Use libxtract or other small C, C++ library for VAD functionality

2.9k views Asked by At

I try to create speaker identification system on Android. Currently I'm using libxtract to calculate MFCC vector from frames and libsvm for classify.

Do you have any idea how to use libxtract or other small C, C++ library that I can compile under NDK to detect voice (VAD Voice Activity Detection) in frames?

3

There are 3 answers

0
j b On

Robust VAD is a non-trivial problem, and there are many approaches.

The approach you take depends on factors such as:

  • the specifics of your application context and how your application will be used
  • what sort of assumptions you can make about the audio you will be processing (what types of background noise or non-voice audio you can expect)
  • whether or not your system needs to operate in real-time

A simple approach might involve taking a "bag of features" (e.g. f0, noisiness, magnitudes of first 10 partials) post-noise reduction for each audio frame, and training a machine learning algorithm (SVM would suffice) with a wide selection of voice and non-voice exemplars.

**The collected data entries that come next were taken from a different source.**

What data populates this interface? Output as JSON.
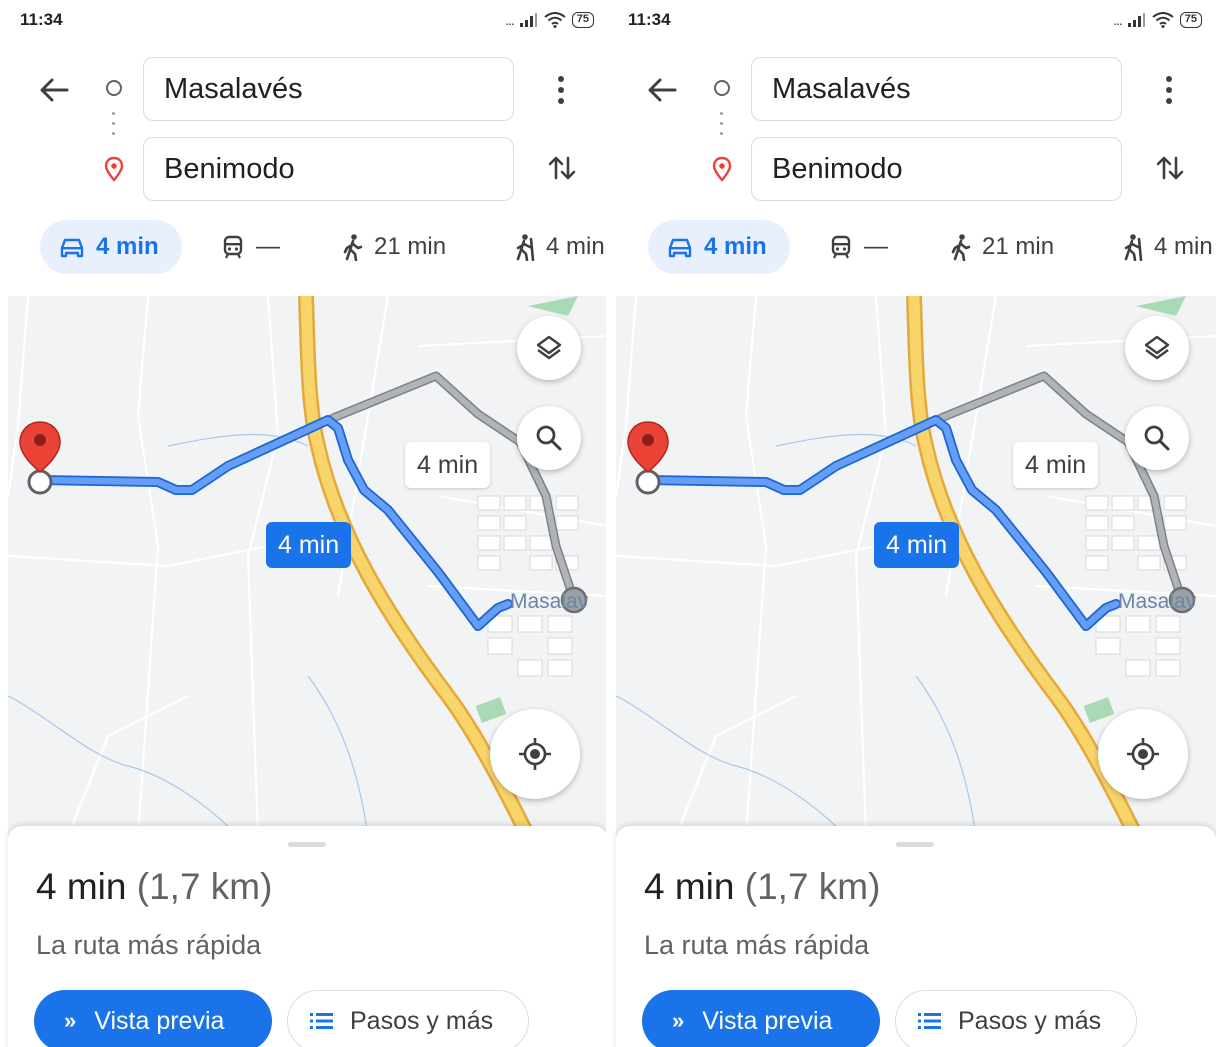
{
  "status_bar": {
    "time": "11:34",
    "signal": "...",
    "battery": "75"
  },
  "route": {
    "origin": "Masalavés",
    "destination": "Benimodo"
  },
  "modes": {
    "drive": "4 min",
    "transit": "—",
    "walk": "21 min",
    "ride": "4 min"
  },
  "map": {
    "alt_route_time": "4 min",
    "main_route_time": "4 min",
    "place_label": "Masalav"
  },
  "sheet": {
    "duration": "4 min",
    "distance": "(1,7 km)",
    "subtitle": "La ruta más rápida",
    "preview_button": "Vista previa",
    "steps_button": "Pasos y más"
  },
  "colors": {
    "accent": "#1a73e8",
    "route_main": "#4285f4",
    "route_alt": "#9aa0a6",
    "highway": "#f6c343",
    "pin": "#ea4335"
  },
  "icons": [
    "back-arrow-icon",
    "origin-circle-icon",
    "destination-pin-icon",
    "more-vert-icon",
    "swap-icon",
    "car-icon",
    "train-icon",
    "walk-icon",
    "ride-icon",
    "layers-icon",
    "search-icon",
    "my-location-icon",
    "chevron-double-right-icon",
    "list-icon"
  ]
}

However, it is probably best not to treat VAD a a simple framewise audio classification problem, but rather to take time varying aspects of the audio into account. This will give you a better estimate of where speech segments begin and end. For this you could use an envelope follower or spectral flux. You could set a high and low threshold on these envelope values, and use these (for example) to control a gate on the audio stream.

0
Charles On

How about LibVAD? www.libvad.com

Seems like that does exactly what you're describing.

Disclosure: I'm the developer behind LibVAD

0
ruoho ruotsi On

The Voicebox toolkit has a good VAD implementation, using a few of the techniques that Jamie describes. You can find it in vadsohn.m which implements "A Statistical Model-Based Voice Activity Detection" (1999) - by Sohn, et al.

You can also find some implementations, say of the G729 codec VAD (used in VOIP applications) on github. For example this masters thesis.

These implementations are in MATLAB/Octave, but can be ported to C/C++ with a bit of work. Good luck!